Montgomery City, built for Missouri's worst juvenile offenders, could be mistaken for a college campus.
In a literature class, students analyze plot lines in "Julius Caesar" and "A Farewell to Arms." In a computer lab, they write resumes and peck out cover letters to employers. In a central courtyard, they celebrate "Victim Empathy Week" by huddling in a circle with lit candles, praying silently for those harmed by their crimes.
The cottages where they sleep resemble college dorms, with one notable difference: These are all immaculate.
Ten teens are assigned to a cottage. Each gets a bed with quilt, pillow, nightstand, and an understood "space." In this space are often collected the precious remnants of a truncated childhood: dream catchers, stuffed animals, Dr. Seuss books.

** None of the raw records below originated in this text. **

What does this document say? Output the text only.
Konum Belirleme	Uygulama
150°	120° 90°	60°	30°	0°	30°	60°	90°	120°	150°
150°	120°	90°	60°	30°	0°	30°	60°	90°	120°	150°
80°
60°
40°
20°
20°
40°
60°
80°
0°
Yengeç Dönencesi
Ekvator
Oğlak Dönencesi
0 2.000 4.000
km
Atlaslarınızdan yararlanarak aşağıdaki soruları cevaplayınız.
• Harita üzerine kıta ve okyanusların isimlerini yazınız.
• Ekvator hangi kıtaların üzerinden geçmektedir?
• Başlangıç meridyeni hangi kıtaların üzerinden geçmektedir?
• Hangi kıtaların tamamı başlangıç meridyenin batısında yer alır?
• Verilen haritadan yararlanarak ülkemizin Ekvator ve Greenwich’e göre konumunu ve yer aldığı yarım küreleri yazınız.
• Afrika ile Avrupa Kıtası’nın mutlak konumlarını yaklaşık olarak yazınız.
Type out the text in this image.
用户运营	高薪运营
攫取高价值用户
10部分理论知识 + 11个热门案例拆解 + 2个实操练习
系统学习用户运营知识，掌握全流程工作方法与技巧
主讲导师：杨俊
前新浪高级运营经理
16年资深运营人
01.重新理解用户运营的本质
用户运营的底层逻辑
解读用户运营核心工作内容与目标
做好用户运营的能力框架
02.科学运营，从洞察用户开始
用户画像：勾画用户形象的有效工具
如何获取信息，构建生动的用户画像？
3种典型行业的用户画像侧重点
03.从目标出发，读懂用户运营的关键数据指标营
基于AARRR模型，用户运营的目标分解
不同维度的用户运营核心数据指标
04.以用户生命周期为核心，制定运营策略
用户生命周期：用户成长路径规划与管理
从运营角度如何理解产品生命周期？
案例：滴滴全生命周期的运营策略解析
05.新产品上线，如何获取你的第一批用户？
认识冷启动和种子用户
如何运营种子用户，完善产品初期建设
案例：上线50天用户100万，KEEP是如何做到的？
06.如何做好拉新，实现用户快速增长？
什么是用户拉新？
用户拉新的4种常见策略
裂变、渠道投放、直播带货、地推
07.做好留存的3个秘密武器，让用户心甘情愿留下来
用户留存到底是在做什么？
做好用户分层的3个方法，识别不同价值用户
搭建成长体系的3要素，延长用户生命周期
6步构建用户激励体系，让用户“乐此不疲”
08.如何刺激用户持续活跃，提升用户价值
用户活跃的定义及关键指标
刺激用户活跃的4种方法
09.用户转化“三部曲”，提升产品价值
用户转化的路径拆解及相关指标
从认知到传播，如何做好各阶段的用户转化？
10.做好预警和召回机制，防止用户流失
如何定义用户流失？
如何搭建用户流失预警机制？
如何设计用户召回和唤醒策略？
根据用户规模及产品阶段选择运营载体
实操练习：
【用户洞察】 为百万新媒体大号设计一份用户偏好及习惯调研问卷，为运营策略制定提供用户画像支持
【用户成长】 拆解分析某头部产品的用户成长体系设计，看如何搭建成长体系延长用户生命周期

"When you walk into these facilities and see 17- and 18-year-olds with dolls on their pillows, that's when it hits you: 'Hey, these really are just kids,'" says Ned Loughran, executive director of the Council of Juvenile Correctional Administrators.
Some things you won't see in this detention center: razor wire, barred windows, uniformed guards, billyclubs, or kids in orange jumpsuits with broken noses.
"We're all about creating a safe environment for our kids," Larry Strecker, Missouri's northeastern regional administrator, explains.
Here, boys wear — well, what boys wear: jeans, knee-length Bermudas, an occasional earring, T-shirts. Staff members dress almost as casually.
To the teens, many of whom have done long stretches in adult jails awaiting adjudication, the sight and feel of Montgomery City come as a shock.